KAROLE ARMITAGE: It's totally fabulous.
DS: Great. Well, I have a few questions for you. After a lifetime in dance and ballet, you have recently turned your hand, or I should say your toe, to opera. Tell me about your last two opera projects.
KA: The first one, which is being done here in Amsterdam, is Bela Bartok's Duke Bluebeard's Castle, and the second is Christoph Willibald von Gluck's Orfeo ed Euridice in Naples. I've been incredibly lucky because both of them are masterpieces in terms of their librettos, which are brilliantly written, and their music.
DS: Tell me about them.
KA: The Bartok was a great way to start with opera because there are only two singers. It's basically about the incredible difficulty of love. The libretto was written by a poet [Bela Balazs] who became a filmmaker, and it is completely metaphorical. What I wanted to do in this is bring the body to opera instead of hiding singers' bodies with costumes.

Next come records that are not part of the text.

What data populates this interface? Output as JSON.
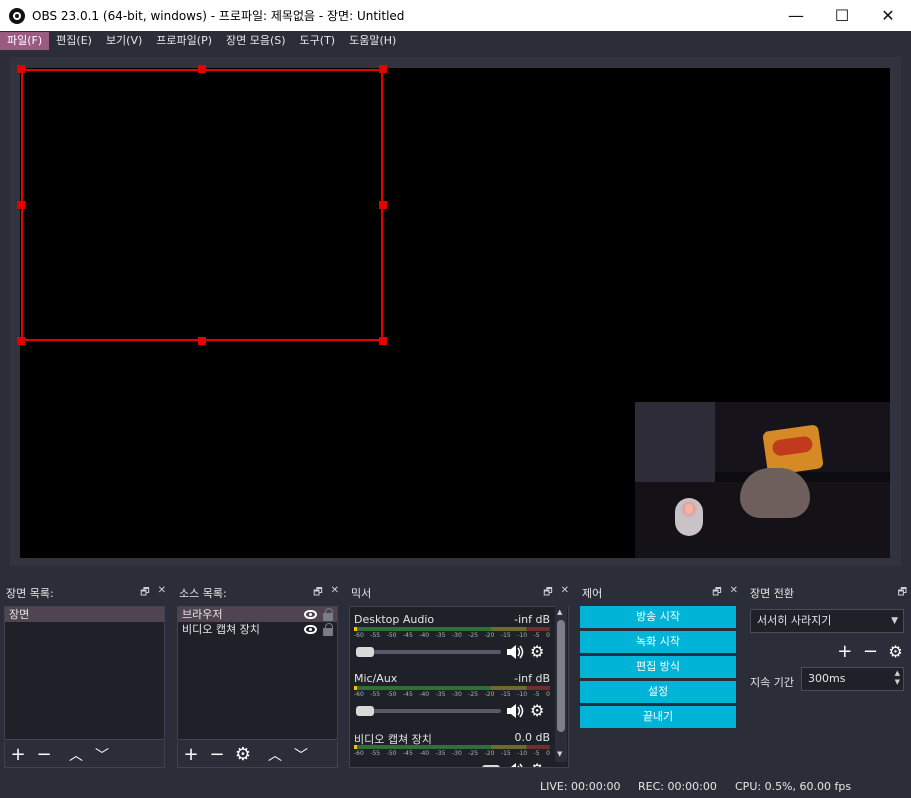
{
  "window": {
    "title": "OBS 23.0.1 (64-bit, windows) - 프로파일: 제목없음 - 장면: Untitled",
    "minimize": "—",
    "maximize": "☐",
    "close": "✕"
  },
  "menu": [
    {
      "label": "파일(F)"
    },
    {
      "label": "편집(E)"
    },
    {
      "label": "보기(V)"
    },
    {
      "label": "프로파일(P)"
    },
    {
      "label": "장면 모음(S)"
    },
    {
      "label": "도구(T)"
    },
    {
      "label": "도움말(H)"
    }
  ],
  "docks": {
    "scenes": {
      "title": "장면 목록:",
      "items": [
        "장면"
      ]
    },
    "sources": {
      "title": "소스 목록:",
      "items": [
        "브라우저",
        "비디오 캡쳐 장치"
      ]
    },
    "mixer": {
      "title": "믹서",
      "ticks": [
        "-60",
        "-55",
        "-50",
        "-45",
        "-40",
        "-35",
        "-30",
        "-25",
        "-20",
        "-15",
        "-10",
        "-5",
        "0"
      ],
      "channels": [
        {
          "name": "Desktop Audio",
          "level": "-inf dB"
        },
        {
          "name": "Mic/Aux",
          "level": "-inf dB"
        },
        {
          "name": "비디오 캡쳐 장치",
          "level": "0.0 dB"
        }
      ]
    },
    "controls": {
      "title": "제어",
      "buttons": [
        "방송 시작",
        "녹화 시작",
        "편집 방식",
        "설정",
        "끝내기"
      ]
    },
    "transitions": {
      "title": "장면 전환",
      "selected": "서서히 사라지기",
      "duration_label": "지속 기간",
      "duration_value": "300ms"
    }
  },
  "status": {
    "live": "LIVE: 00:00:00",
    "rec": "REC: 00:00:00",
    "cpu": "CPU: 0.5%, 60.00 fps"
  },
  "colors": {
    "background": "#2b2e38",
    "accent": "#00b4d8",
    "selection": "#e60000",
    "menu_active": "#9b5a80"
  }
}
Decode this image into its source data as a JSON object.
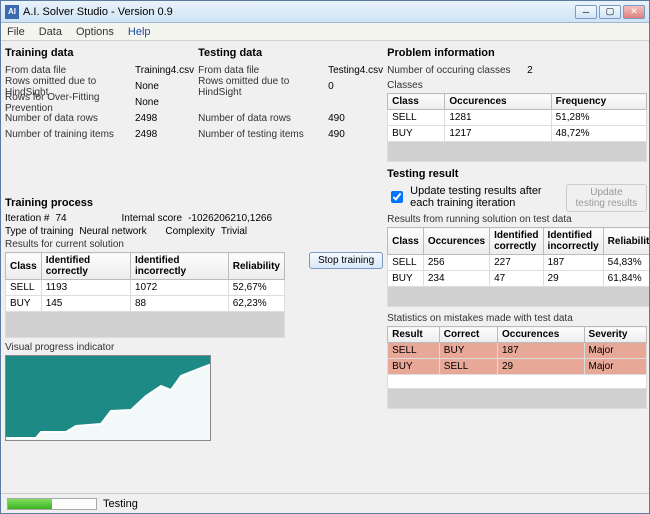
{
  "window": {
    "title": "A.I. Solver Studio - Version 0.9"
  },
  "menu": {
    "file": "File",
    "data": "Data",
    "options": "Options",
    "help": "Help"
  },
  "training_data": {
    "heading": "Training data",
    "from_file_lbl": "From data file",
    "from_file": "Training4.csv",
    "rows_hind_lbl": "Rows omitted due to HindSight",
    "rows_hind": "None",
    "rows_ofp_lbl": "Rows for Over-Fitting Prevention",
    "rows_ofp": "None",
    "num_rows_lbl": "Number of data rows",
    "num_rows": "2498",
    "num_items_lbl": "Number of training items",
    "num_items": "2498"
  },
  "testing_data": {
    "heading": "Testing data",
    "from_file_lbl": "From data file",
    "from_file": "Testing4.csv",
    "rows_hind_lbl": "Rows omitted due to HindSight",
    "rows_hind": "0",
    "num_rows_lbl": "Number of data rows",
    "num_rows": "490",
    "num_items_lbl": "Number of testing items",
    "num_items": "490"
  },
  "problem": {
    "heading": "Problem information",
    "num_classes_lbl": "Number of occuring classes",
    "num_classes": "2",
    "classes_lbl": "Classes",
    "cols": {
      "class": "Class",
      "occ": "Occurences",
      "freq": "Frequency"
    },
    "rows": [
      {
        "class": "SELL",
        "occ": "1281",
        "freq": "51,28%"
      },
      {
        "class": "BUY",
        "occ": "1217",
        "freq": "48,72%"
      }
    ]
  },
  "process": {
    "heading": "Training process",
    "iter_lbl": "Iteration #",
    "iter": "74",
    "score_lbl": "Internal score",
    "score": "-1026206210,1266",
    "type_lbl": "Type of training",
    "type": "Neural network",
    "complexity_lbl": "Complexity",
    "complexity": "Trivial",
    "results_lbl": "Results for current solution",
    "stop_btn": "Stop training",
    "cols": {
      "class": "Class",
      "idc": "Identified correctly",
      "idi": "Identified incorrectly",
      "rel": "Reliability"
    },
    "rows": [
      {
        "class": "SELL",
        "idc": "1193",
        "idi": "1072",
        "rel": "52,67%"
      },
      {
        "class": "BUY",
        "idc": "145",
        "idi": "88",
        "rel": "62,23%"
      }
    ],
    "vpi_lbl": "Visual progress indicator"
  },
  "testing_result": {
    "heading": "Testing result",
    "update_chk": "Update testing results after each training iteration",
    "update_btn": "Update testing results",
    "results_lbl": "Results from running solution on test data",
    "cols": {
      "class": "Class",
      "occ": "Occurences",
      "idc": "Identified correctly",
      "idi": "Identified incorrectly",
      "rel": "Reliability"
    },
    "rows": [
      {
        "class": "SELL",
        "occ": "256",
        "idc": "227",
        "idi": "187",
        "rel": "54,83%"
      },
      {
        "class": "BUY",
        "occ": "234",
        "idc": "47",
        "idi": "29",
        "rel": "61,84%"
      }
    ],
    "stats_lbl": "Statistics on mistakes made with test data",
    "scols": {
      "result": "Result",
      "correct": "Correct",
      "occ": "Occurences",
      "sev": "Severity"
    },
    "srows": [
      {
        "result": "SELL",
        "correct": "BUY",
        "occ": "187",
        "sev": "Major"
      },
      {
        "result": "BUY",
        "correct": "SELL",
        "occ": "29",
        "sev": "Major"
      }
    ]
  },
  "status": {
    "text": "Testing"
  }
}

DS: Could you get the singers to move?
KA: Yes, I was lucky. I had the right people, and I really made a kind of gestural language of metaphors that showed what was going on between them. It works perfectly [in Bluebeard] because the singer who plays Bluebeard [Czaba Arizier] had studied dance in his youth, so he had some feeling for it. And the soprano [Natascha Petrinsky, who plays Bluebeard's wife] happens to be very talented at moving. She can really put the expressive content into her body.

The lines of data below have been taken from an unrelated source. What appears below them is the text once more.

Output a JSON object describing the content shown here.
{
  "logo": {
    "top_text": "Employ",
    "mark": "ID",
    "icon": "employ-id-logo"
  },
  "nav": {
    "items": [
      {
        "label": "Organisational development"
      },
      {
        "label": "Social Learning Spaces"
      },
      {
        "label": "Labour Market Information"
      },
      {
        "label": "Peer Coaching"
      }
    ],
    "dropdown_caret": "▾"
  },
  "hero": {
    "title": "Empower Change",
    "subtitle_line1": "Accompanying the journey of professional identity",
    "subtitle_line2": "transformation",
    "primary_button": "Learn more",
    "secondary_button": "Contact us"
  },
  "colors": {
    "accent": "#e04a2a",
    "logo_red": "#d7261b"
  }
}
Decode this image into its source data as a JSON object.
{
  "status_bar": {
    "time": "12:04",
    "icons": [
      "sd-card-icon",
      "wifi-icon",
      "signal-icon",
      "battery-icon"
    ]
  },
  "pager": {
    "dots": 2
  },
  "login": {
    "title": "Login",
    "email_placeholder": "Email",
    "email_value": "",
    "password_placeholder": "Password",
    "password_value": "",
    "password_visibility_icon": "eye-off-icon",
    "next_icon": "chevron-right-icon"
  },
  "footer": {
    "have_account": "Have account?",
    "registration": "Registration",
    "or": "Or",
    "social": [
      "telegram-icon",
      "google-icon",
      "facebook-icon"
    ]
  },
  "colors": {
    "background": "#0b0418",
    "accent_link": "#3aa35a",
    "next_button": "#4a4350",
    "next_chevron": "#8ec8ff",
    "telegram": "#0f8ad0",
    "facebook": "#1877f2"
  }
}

DS: And what about the Gluck piece?
KA: It's quite similar. It also is an internal voyage. It's the story of Orpheus, who has lost the woman he loves and has to confront death. For me, every single character is a mental projection on his part. The Furies, for example, are Orpheus's own demons that he has to fight. He has to plunge down into his own depths to come to terms with this terrible, tragic event.

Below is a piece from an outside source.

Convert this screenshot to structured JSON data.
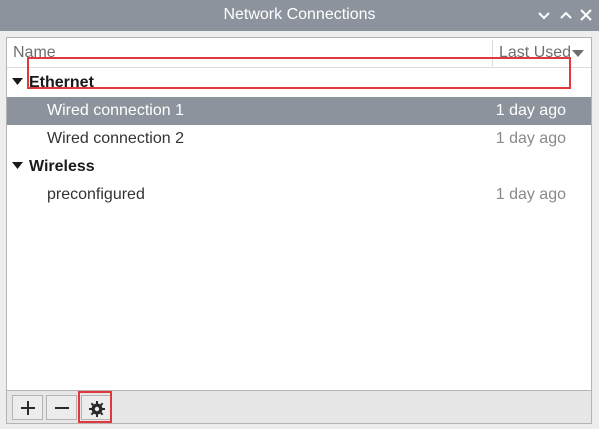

DS: And could you get those singers to move as well?
KA: In Italy, Orpheus is always sung by a woman since it was written originally for a castrato. The woman who played him in this [Elena Cassian] is Romanian, and she just looked like a Brancusi sculpture. She had real passion and guts, so she moved very well. Even more remarkable was the soprano who played Amor [Danielle de Niese]. Her parents are from Sri Lanka, and she has one of those bodies that can contort into any of the most difficult positions you've ever seen. I would say, "Okay, pull your foot up, touch your head, put your hands in this kind of Indian-dance configuration, and sing your aria."
DS: It sounds like you've just been going from strength to strength.
KA: I just learned how to push everything to the hilt. I always want to bring people into my world, so you have to use a lot of charm and psychology to make your collaborators want to do things. It's about finding ways to bring people into your daydream and make them participate.
DS: I assume that carries over to audiences as well, finding ways to bring the audience into your daydream.
KA: Hopefully, the sheer joy of a new experience should draw them in.
DS: You've been working a lot in France.
What are you doing there exactly?
KA: I've been doing pieces that are mostly about exploring a new dance vocabulary. I always think of them as dreams or daydreams. I think it's some kind of reflective investigation of trying to understand myself, trying to understand the world.
DS: I think of you as one of the most restless artists in any medium. You omnivorously turn to every genre of music and dance style. You were the first high-art choreographer--maybe the first choreographer of any kind--to seriously incorporate hip-hop into your work.
KA: Well, popular culture, of course, always has a great energy and life force. For some reason, I was at [the New York club] the Roxy the first time kids brought in turntables and did some scratching. I simply happened to be at the right place at the right time, so that was thrilling. I just thought it was high art. A specific vocabulary had been defined: The steps had names, the rhythms were very complicated, the style was totally defined. It was this incredibly defined art form that sprung up from nothing.